Heute und morgen ist wenig los in Berlin. Vielleicht, weil sich auch die Clubs für Silvester etwas schonen möchten. Wenn Sie heute trotzdem ausgehen wollen, gehen Sie in die Pfefferbank. Dort spielen Berliner DJ-Dinosaurier wie Tanith, Wolle XDP und EZH Technohouse Klassiker von 1989 - 1992. Hört sich zwar ein bisschen komisch an bei einer Musik, die jahrelang auf Zukunft programmiert war, aber auch Techno hat mittlerweile seine grauen Schläfen bekommen (und manche der DJs dazu). Und wie sich das für eine gute Oldie-Party gehört, dürfen Sie sich an diesem Abend bestimmt die eine oder andere Hymne wünschen. Die DJs werden nichts dagegen haben, wenn Sie nach "Pump Up The Jam" von Technotronic, "Anasthasia" von T99 oder "LFO" von LFO fragen.
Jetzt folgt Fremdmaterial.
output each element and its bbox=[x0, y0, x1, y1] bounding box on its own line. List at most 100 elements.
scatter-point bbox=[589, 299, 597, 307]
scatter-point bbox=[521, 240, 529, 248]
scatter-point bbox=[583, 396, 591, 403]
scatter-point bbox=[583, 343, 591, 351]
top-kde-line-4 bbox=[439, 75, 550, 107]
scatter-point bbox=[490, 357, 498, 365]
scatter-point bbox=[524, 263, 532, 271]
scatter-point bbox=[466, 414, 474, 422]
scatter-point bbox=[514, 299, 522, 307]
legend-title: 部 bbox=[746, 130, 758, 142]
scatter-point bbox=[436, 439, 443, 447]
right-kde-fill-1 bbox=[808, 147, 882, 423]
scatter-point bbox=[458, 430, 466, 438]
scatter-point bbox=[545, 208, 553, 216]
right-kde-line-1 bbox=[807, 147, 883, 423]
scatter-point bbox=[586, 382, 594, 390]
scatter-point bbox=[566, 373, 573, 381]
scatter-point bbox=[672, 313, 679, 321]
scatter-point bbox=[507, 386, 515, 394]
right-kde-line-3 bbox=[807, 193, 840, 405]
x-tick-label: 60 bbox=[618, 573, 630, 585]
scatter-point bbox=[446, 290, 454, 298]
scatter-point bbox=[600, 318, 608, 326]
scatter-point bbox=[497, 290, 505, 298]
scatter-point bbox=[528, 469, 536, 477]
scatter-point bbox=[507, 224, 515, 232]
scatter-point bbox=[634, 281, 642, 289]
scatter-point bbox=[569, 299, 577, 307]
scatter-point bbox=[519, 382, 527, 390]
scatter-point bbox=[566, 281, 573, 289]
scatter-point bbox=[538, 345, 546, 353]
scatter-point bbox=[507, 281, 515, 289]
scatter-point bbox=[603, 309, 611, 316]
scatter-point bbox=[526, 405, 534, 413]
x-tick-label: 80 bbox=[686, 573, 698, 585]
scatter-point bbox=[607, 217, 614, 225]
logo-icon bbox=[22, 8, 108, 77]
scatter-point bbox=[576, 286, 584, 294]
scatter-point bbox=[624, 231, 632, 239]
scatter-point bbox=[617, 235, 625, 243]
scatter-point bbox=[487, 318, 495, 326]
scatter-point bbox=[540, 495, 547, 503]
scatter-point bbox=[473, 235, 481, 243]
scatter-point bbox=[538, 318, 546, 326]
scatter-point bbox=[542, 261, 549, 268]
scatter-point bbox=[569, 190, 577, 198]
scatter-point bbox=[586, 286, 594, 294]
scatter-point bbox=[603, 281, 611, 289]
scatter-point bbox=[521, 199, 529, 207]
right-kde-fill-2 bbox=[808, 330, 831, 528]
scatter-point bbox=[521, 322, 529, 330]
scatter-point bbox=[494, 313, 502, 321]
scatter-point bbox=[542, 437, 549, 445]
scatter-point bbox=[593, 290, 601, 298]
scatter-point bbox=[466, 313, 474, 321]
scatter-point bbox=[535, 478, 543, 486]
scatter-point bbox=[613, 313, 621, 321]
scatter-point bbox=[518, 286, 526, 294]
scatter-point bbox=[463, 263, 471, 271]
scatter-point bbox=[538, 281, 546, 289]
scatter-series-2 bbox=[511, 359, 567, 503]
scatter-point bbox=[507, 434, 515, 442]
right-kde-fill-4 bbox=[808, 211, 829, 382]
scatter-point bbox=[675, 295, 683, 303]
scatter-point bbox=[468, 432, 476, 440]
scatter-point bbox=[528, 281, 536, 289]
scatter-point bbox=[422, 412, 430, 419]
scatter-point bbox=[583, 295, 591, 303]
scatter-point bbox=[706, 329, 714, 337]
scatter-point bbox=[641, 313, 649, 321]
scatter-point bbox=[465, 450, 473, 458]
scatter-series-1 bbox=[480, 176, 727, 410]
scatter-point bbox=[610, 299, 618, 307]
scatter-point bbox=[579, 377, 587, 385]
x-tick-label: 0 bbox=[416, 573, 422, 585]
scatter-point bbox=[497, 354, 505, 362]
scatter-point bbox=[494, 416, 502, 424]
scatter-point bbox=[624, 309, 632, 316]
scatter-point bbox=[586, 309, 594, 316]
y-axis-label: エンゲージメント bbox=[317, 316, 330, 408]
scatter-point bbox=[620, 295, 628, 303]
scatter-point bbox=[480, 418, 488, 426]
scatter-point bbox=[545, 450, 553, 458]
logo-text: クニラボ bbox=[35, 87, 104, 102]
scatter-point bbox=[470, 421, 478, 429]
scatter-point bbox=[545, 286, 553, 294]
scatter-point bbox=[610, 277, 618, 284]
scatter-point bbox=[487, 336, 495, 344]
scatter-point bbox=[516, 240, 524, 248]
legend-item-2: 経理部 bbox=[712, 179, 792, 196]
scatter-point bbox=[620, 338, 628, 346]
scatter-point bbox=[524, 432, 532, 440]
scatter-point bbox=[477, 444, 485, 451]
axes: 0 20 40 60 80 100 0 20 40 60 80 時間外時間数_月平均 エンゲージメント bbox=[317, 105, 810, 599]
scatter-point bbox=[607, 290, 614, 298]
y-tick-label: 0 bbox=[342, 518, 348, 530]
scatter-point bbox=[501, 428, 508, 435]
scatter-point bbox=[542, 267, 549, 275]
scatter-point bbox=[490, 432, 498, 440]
Sagt Ihnen das nicht zu, bleiben Sie zu Hause. Silvester wird sowieso wieder die Hölle los sein. Obwohl sich leider keiner der Berliner Clubs etwas wirklich Außergewöhnliches ausgedacht hat: Im WMF, sind - sehr originell - alle der üblichen WMF-DJs zu hören, im Maria am Ostbahnhof gibt es - gähn - eine große Big Beat-Nacht, und auch alle anderen Clubs fahren ein nicht gerade üppiges Silvester-Programm.

Zum Glück gibt es ja noch das traditionelle Privat-Party-Hopping, mit dem man eine lange Silvesternacht auch ganz gut durchfeiern kann. In der Gruppe kann das wegen der schwierigen Koordination unterschiedlicher Interessen zwar gelegentlich in Freizeitstress ausarten, aber wenn man dann nach der zweiten, dritten Party endlich gemeinsam ein Fest gefunden hat, wo gute Musik läuft und sich angenehme Leute aufhalten, macht das Feiern umso mehr Spaß.

Sollten alle Stricke reißen und Sie sind weder scharf auf Privat-Parties noch auf das übliche Club-Programm, dann gehen Sie zu DJ David Rodigan. Der legendäre Londoner Radio-DJ war im vergangenen Jahr zwar schon ziemlich häufig in der Stadt, aber er legt so wunderbar auf und moderiert seine Auftritte derart warmherzig, dass man davon eigentlich nie genug bekommen kann. Egal wo David Rodigan spielt, dabei kommt immer eine gute Party heraus. Für die Silvester-Nacht, bei der jeder auf der besten Party der Stadt sein möchte, also ein ideale Voraussetzung. Seien Sie nur vorgewarnt: Wie immer an Silvester, dürfte es schwer sein, ein Taxi zu bekommen. Vor allem in Treptow. Wenn Sie also nach David Rodigan noch woanders hinmöchten, überlegen Sie sich vorher gut, wie Sie das anstellen wollen. Das sage ich Ihnen nur, weil ich vor Jahren mal an Silvester in Treptow eineinhalb unvergessene Stunden warten musste - bei minus 15 Grad.

Das wird mir dieses Jahr sicher nicht passieren - ich feiere im Warmen, genauer gesagt, in Bangkok. Das Nachtleben dort soll ja recht spannend sein. Ob das stimmt, erzähle ich Ihnen in ein paar Wochen. Bis dann!